The late ’60s and early ’70s were hard times for immigrants to Britain. The shelter of Cambridge University life had, for me, gone. I was now any “Paki” on London’s streets and labour market.
Several forms of disillusion pursued me and I ended up, through various machinations, and membership of the Indian Workers’ Association in Leicester (read my novelistic memoir London Company for details), in the British Black Panther Movement.
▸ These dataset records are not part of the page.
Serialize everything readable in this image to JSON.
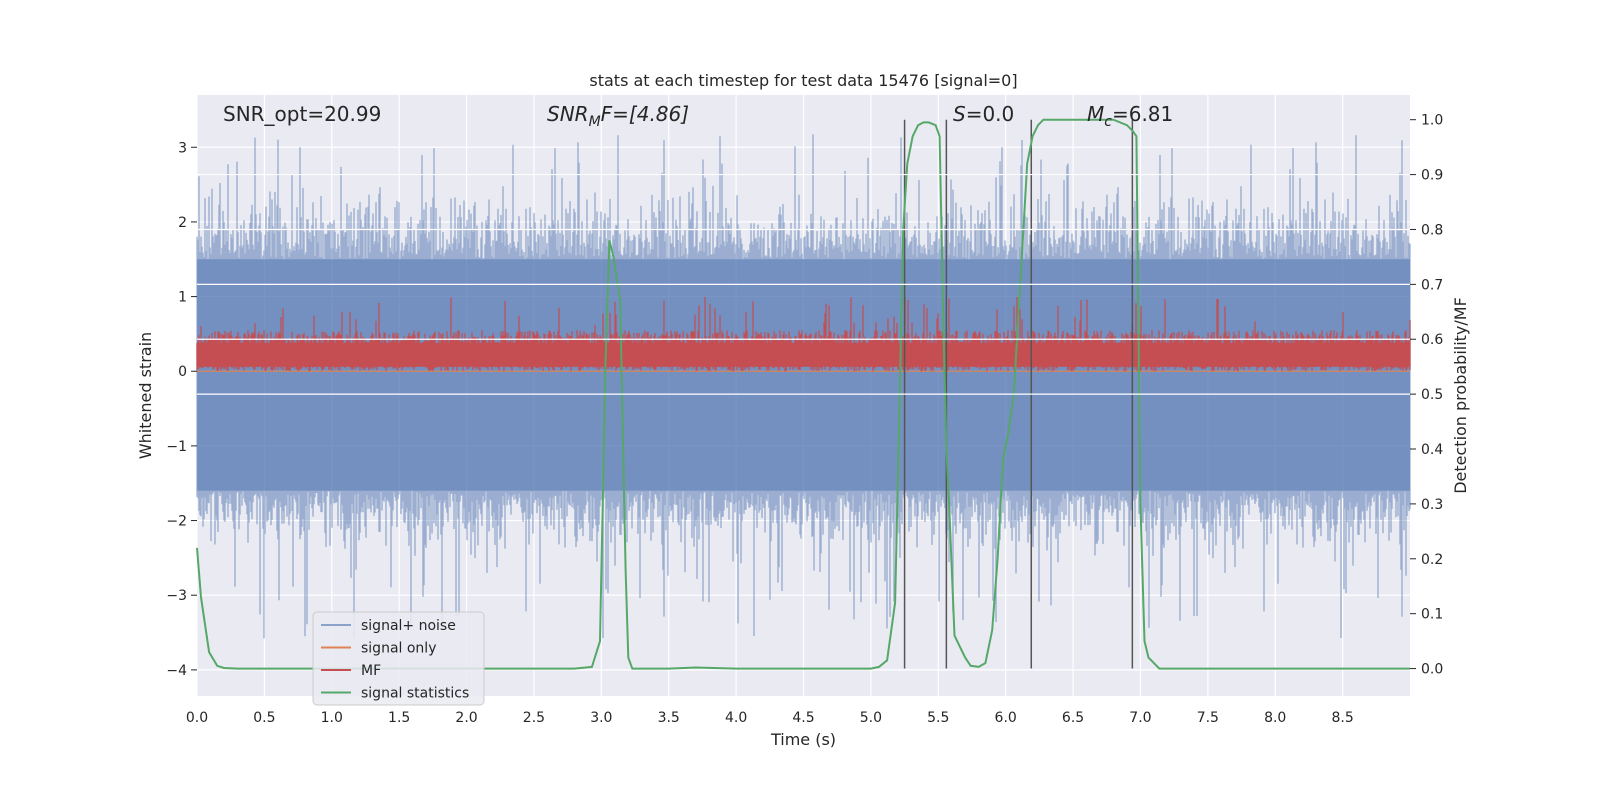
{
  "chart_data": {
    "type": "line",
    "title": "stats at each timestep for test data 15476 [signal=0]",
    "xlabel": "Time (s)",
    "ylabel": "Whitened strain",
    "ylabel_right": "Detection probability/MF",
    "xlim": [
      0.0,
      9.0
    ],
    "ylim": [
      -4.35,
      3.7
    ],
    "ylim_right": [
      -0.05,
      1.045
    ],
    "x_ticks": [
      "0.0",
      "0.5",
      "1.0",
      "1.5",
      "2.0",
      "2.5",
      "3.0",
      "3.5",
      "4.0",
      "4.5",
      "5.0",
      "5.5",
      "6.0",
      "6.5",
      "7.0",
      "7.5",
      "8.0",
      "8.5"
    ],
    "y_ticks": [
      "−4",
      "−3",
      "−2",
      "−1",
      "0",
      "1",
      "2",
      "3"
    ],
    "y_ticks_right": [
      "0.0",
      "0.1",
      "0.2",
      "0.3",
      "0.4",
      "0.5",
      "0.6",
      "0.7",
      "0.8",
      "0.9",
      "1.0"
    ],
    "annotations": {
      "snr_opt": "SNR_opt=20.99",
      "snr_mf_label": "SNR",
      "snr_mf_sub": "M",
      "snr_mf_rest": "F=[4.86]",
      "s_label": "S",
      "s_rest": "=0.0",
      "mc_label": "M",
      "mc_sub": "c",
      "mc_rest": "=6.81"
    },
    "series": [
      {
        "name": "signal+ noise",
        "color": "#4c72b0",
        "axis": "left",
        "description": "whitened noise, approx. N(0,1) band, peaks to about ±3",
        "envelope": {
          "lower": -1.5,
          "upper": 1.5,
          "spike_max": 3.2,
          "spike_min": -3.6
        }
      },
      {
        "name": "signal only",
        "color": "#dd8452",
        "axis": "left",
        "description": "flat near zero",
        "value": 0.0
      },
      {
        "name": "MF",
        "color": "#c44e52",
        "axis": "left",
        "description": "matched-filter output band between 0 and about 0.6",
        "envelope": {
          "lower": 0.0,
          "upper": 0.55,
          "spike_max": 1.0
        }
      },
      {
        "name": "signal statistics",
        "color": "#55a868",
        "axis": "right",
        "x": [
          0.0,
          0.03,
          0.09,
          0.15,
          0.2,
          0.3,
          0.5,
          1.0,
          1.5,
          2.0,
          2.5,
          2.8,
          2.93,
          2.99,
          3.03,
          3.06,
          3.09,
          3.14,
          3.18,
          3.2,
          3.23,
          3.26,
          3.3,
          3.5,
          3.7,
          4.0,
          4.5,
          5.0,
          5.06,
          5.12,
          5.18,
          5.21,
          5.24,
          5.27,
          5.31,
          5.35,
          5.39,
          5.43,
          5.48,
          5.51,
          5.54,
          5.56,
          5.58,
          5.62,
          5.66,
          5.7,
          5.74,
          5.8,
          5.85,
          5.9,
          5.94,
          5.98,
          6.02,
          6.06,
          6.12,
          6.16,
          6.2,
          6.24,
          6.28,
          6.34,
          6.4,
          6.5,
          6.6,
          6.7,
          6.8,
          6.9,
          6.94,
          6.97,
          7.0,
          7.03,
          7.06,
          7.1,
          7.14,
          7.2,
          7.5,
          8.0,
          8.5,
          9.0
        ],
        "values": [
          0.22,
          0.13,
          0.03,
          0.005,
          0.001,
          0.0,
          0.0,
          0.0,
          0.0,
          0.0,
          0.0,
          0.0,
          0.003,
          0.05,
          0.55,
          0.78,
          0.75,
          0.67,
          0.18,
          0.02,
          0.0,
          0.0,
          0.0,
          0.0,
          0.002,
          0.0,
          0.0,
          0.0,
          0.003,
          0.015,
          0.12,
          0.45,
          0.8,
          0.92,
          0.97,
          0.99,
          0.995,
          0.995,
          0.99,
          0.97,
          0.6,
          0.4,
          0.3,
          0.06,
          0.04,
          0.02,
          0.005,
          0.003,
          0.01,
          0.07,
          0.2,
          0.38,
          0.43,
          0.5,
          0.75,
          0.92,
          0.97,
          0.99,
          1.0,
          1.0,
          1.0,
          1.0,
          1.0,
          1.0,
          1.0,
          0.99,
          0.98,
          0.97,
          0.3,
          0.05,
          0.02,
          0.01,
          0.0,
          0.0,
          0.0,
          0.0,
          0.0,
          0.0
        ]
      }
    ],
    "vertical_lines": [
      5.25,
      5.56,
      6.19,
      6.94
    ],
    "legend": {
      "position": "lower-left",
      "entries": [
        {
          "label": "signal+ noise",
          "color": "#4c72b0"
        },
        {
          "label": "signal only",
          "color": "#dd8452"
        },
        {
          "label": "MF",
          "color": "#c44e52"
        },
        {
          "label": "signal statistics",
          "color": "#55a868"
        }
      ]
    },
    "style": {
      "background": "#eaeaf2",
      "grid": true
    }
  }
}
I was amongst its various, for the most part, West Indian members, cast as the Asian intellectual. This entailed addressing “ideology classes”, which embraced a universe of subjects, including the history of emancipation in America. The theory then fashionable in the movement was derived from reading accounts of slave revolts in the US and reading the works of W.E.B. Dubois. The thrust of this argument was that the abolition of slavery was not the work of any white man, but the result of the various revolts of the slaves themselves. It was and remains an alluring prospect. The self-movement of peoples! The slaves of the American South freed themselves through struggle, the blacks of South Africa defeated apartheid, dalits liberated themselves from the binds of caste! It was a doctrine that distanced and negated alien benefactors from the liberation of the benefacted.
Then in betrayal of one’s own enthusiasm, facts began to balance the picture. The film Lincoln demonstrates the commitment of the man against all odds, his own supporter’s misgivings and the grandees of his party to push through the 13th Amendment to the US Constitution that abolished slavery for ever.
James Oakes’ book goes further. It unequivocally asserts that Lincoln and the Republican Party of his times were committed to the abolition of slavery as a moral principle rather than as some changeable adjunct to keeping the Confederate states within the Union.
Did it teach me something? Or am I merely reviewing my own ideological evolution? I think I should be told.